On July 4, 2007, US Ambassador Larry Dinger noted the "close bilateral military relationship" between the two countries. Tonga was a member of the "Coalition of the Willing", deploying troops from the Tonga Defence Services in Iraq.

The United States has urged Tonga to embrace a "suitably democratic future", but has stated that "Tonga’s issues are for Tonga to resolve". Hence the United States has put little or no pressure on Tonga, its military ally, to become a democracy.

==Economic relations==
Trade between the U.S. and Tonga is relatively low, but it has seen a steady increase in recent years. In 2001 U.S. exports to Tonga totaled US$4.8 million, and by 2005 they had increased to $10.78 million. In 2005, the U.S. imports from Tonga totaled $6.45 million.

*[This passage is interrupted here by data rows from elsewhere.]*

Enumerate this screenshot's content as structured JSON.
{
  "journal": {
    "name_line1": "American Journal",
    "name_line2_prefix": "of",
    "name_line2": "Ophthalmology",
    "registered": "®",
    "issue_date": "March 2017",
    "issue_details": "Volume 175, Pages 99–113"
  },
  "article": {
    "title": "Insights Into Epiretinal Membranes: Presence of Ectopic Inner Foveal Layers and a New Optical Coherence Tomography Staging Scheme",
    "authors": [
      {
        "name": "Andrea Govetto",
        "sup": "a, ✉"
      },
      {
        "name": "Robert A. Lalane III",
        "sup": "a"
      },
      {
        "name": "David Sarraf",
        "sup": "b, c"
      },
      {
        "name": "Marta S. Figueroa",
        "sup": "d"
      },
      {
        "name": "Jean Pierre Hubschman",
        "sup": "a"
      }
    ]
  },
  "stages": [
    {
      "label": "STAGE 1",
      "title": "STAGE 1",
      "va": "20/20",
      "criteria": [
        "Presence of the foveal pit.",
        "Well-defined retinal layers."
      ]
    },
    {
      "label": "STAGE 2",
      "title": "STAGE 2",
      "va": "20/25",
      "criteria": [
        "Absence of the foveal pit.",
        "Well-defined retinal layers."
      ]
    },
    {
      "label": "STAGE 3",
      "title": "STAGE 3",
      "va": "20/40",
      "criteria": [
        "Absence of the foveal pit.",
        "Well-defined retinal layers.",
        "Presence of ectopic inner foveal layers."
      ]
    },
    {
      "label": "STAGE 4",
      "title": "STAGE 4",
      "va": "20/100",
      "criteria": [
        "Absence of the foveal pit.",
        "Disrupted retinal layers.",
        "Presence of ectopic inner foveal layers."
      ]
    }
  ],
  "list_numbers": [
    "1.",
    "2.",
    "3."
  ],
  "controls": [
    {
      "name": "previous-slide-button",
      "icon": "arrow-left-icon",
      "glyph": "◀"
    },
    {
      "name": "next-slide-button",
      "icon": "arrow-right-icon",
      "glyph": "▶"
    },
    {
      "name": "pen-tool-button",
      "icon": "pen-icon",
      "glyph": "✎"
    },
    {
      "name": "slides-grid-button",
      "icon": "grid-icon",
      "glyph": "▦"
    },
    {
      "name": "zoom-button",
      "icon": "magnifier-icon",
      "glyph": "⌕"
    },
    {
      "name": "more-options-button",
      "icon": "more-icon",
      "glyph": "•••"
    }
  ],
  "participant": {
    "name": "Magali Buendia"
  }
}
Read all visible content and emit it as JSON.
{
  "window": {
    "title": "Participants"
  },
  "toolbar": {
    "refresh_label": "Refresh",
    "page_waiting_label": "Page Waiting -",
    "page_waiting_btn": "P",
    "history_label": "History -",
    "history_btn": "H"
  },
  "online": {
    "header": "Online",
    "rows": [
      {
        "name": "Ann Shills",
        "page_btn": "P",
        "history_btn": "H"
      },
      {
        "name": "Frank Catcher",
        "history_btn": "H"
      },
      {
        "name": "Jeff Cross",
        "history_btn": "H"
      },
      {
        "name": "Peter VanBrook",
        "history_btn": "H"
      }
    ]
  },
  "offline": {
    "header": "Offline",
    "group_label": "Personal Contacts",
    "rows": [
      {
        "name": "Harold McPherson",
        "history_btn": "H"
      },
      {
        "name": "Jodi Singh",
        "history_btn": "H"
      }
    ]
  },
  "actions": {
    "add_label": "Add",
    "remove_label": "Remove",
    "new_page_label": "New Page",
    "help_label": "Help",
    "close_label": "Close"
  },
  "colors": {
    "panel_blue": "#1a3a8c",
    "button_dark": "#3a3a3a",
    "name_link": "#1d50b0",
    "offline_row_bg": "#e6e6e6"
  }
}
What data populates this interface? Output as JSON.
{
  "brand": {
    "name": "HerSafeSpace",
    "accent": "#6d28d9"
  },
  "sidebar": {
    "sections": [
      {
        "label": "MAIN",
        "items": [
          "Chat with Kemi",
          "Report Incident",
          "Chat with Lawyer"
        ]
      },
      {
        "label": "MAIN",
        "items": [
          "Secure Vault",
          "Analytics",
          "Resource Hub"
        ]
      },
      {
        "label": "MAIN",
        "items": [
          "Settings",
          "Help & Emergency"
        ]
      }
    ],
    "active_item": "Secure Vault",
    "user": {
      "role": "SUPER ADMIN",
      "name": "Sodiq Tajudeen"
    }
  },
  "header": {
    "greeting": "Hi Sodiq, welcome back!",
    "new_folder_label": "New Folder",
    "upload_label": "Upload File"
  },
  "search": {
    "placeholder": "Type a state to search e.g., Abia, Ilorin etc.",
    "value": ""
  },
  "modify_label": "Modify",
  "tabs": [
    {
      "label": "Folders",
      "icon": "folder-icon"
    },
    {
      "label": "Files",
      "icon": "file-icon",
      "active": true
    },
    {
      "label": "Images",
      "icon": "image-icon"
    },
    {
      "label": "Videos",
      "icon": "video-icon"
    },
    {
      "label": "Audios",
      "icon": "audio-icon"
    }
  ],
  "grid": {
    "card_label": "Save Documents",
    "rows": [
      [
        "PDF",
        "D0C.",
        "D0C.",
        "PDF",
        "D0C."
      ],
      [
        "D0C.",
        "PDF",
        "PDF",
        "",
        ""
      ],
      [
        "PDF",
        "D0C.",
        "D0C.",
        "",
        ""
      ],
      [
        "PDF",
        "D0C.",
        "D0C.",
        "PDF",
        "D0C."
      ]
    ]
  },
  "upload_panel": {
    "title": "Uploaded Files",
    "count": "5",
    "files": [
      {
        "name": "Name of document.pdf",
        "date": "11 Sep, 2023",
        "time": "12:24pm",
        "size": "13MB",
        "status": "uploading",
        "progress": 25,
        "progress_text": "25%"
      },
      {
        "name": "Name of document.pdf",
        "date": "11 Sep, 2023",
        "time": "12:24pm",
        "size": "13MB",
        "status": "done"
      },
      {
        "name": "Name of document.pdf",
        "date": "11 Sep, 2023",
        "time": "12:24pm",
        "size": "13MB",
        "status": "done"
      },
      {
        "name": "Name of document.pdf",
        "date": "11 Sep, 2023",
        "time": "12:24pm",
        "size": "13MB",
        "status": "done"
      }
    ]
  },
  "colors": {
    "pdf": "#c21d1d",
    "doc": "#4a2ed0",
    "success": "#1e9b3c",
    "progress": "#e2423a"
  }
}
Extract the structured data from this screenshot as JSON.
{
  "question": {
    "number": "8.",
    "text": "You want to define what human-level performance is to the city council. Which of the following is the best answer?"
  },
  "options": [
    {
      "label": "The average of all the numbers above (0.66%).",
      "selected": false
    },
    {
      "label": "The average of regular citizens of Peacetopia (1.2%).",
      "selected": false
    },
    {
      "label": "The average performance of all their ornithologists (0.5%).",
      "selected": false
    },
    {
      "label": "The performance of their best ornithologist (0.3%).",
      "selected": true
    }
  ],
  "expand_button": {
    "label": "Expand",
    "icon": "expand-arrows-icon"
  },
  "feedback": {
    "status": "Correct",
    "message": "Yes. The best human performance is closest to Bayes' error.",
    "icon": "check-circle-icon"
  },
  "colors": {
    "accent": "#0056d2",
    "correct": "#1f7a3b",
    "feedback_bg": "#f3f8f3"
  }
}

==Diplomatic representation==
Peace Corps Volunteers are based in Tonga and teach and provide technical assistance to the local population. In 2023, the United States announced plans to open up an embassy in Tonga, as part of a larger regional push to strengthen ties in the Pacific. The embassy was dedicated in July of the same year.

- Tonga is accredited to the United States from its Permanent Mission to the United Nations in New York City and maintains a consulate-general in Burlingame, California.
- United States has an embassy in Nuku’alofa.